Question: Is the sequence $d_k$ eventually periodic?
Or, equivalently, define the $2$-adic integer $y$ to have the digit $1$ in each place $n_k$ and $0$ elsewhere (i.e., $y = \sum_{k=0}^\infty 2^{n_k}$). Is $y$ rational?
Example: Take $x = -5$. Then, $x = \cdots 111011_2$, and we have
$$x = -\dfrac{1}{3} - \dfrac{2}{3^2} - \dfrac{2^3}{3^3} - \dfrac{2^4}{3^4} - \dfrac{2^6}{3^5} - \dfrac{2^7}{3^6} - \cdots$$
so that $y = \cdots 011011011011_2$, i.e., $y = -3/7$.
Motivation: If $x$ is odd, multiply by three and add one.

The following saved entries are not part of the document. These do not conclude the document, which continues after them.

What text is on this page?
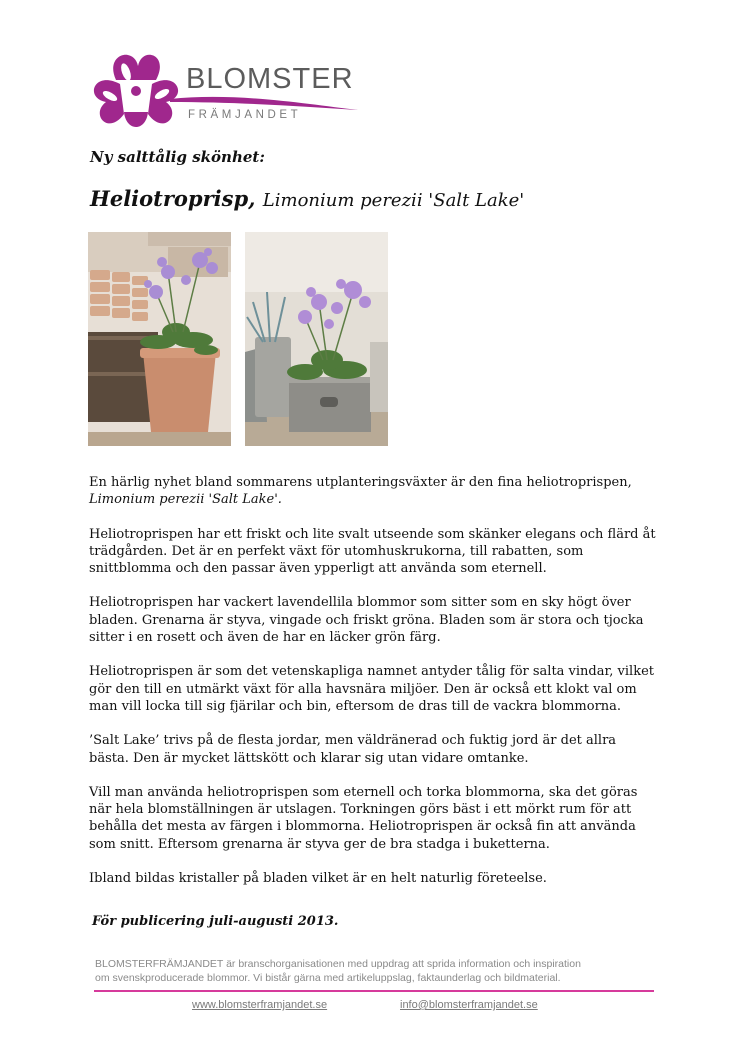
BLOMSTER
FRÄMJANDET
Ny salttålig skönhet:
Heliotroprisp, Limonium perezii 'Salt Lake'

En härlig nyhet bland sommarens utplanteringsväxter är den fina heliotroprispen,
Limonium perezii 'Salt Lake'.

Heliotroprispen har ett friskt och lite svalt utseende som skänker elegans och flärd åt trädgården. Det är en perfekt växt för utomhuskrukorna, till rabatten, som snittblomma och den passar även ypperligt att använda som eternell.

Heliotroprispen har vackert lavendellila blommor som sitter som en sky högt över bladen. Grenarna är styva, vingade och friskt gröna. Bladen som är stora och tjocka sitter i en rosett och även de har en läcker grön färg.

Heliotroprispen är som det vetenskapliga namnet antyder tålig för salta vindar, vilket gör den till en utmärkt växt för alla havsnära miljöer. Den är också ett klokt val om man vill locka till sig fjärilar och bin, eftersom de dras till de vackra blommorna.

’Salt Lake’ trivs på de flesta jordar, men väldränerad och fuktig jord är det allra bästa. Den är mycket lättskött och klarar sig utan vidare omtanke.

Vill man använda heliotroprispen som eternell och torka blommorna, ska det göras när hela blomställningen är utslagen. Torkningen görs bäst i ett mörkt rum för att behålla det mesta av färgen i blommorna. Heliotroprispen är också fin att använda som snitt. Eftersom grenarna är styva ger de bra stadga i buketterna.

Ibland bildas kristaller på bladen vilket är en helt naturlig företeelse.

För publicering juli-augusti 2013.
BLOMSTERFRÄMJANDET är branschorganisationen med uppdrag att sprida information och inspiration
om svenskproducerade blommor. Vi bistår gärna med artikeluppslag, faktaunderlag och bildmaterial.
www.blomsterframjandet.se	info@blomsterframjandet.se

Update: Consider different series expansions of the same number, e.g.,
$$-\dfrac{1}{3} - \dfrac{2}{9} - \sum_{k=0}^\infty \dfrac{2^{2k+5}}{3^{k+3}} = 3 = -\sum_{k=0}^\infty \dfrac{2^{2k}}{3^k}$$
While the second series doesn't have the exact same form (the first power of $3$ is $0$ instead of $1$), they are similar in their tails. Might it be possible to show that, if there exists an expansion, such as on the right, that is rational -- in the sense of above -- then the series on the left (the one of interest) is also rational -- in the sense of above?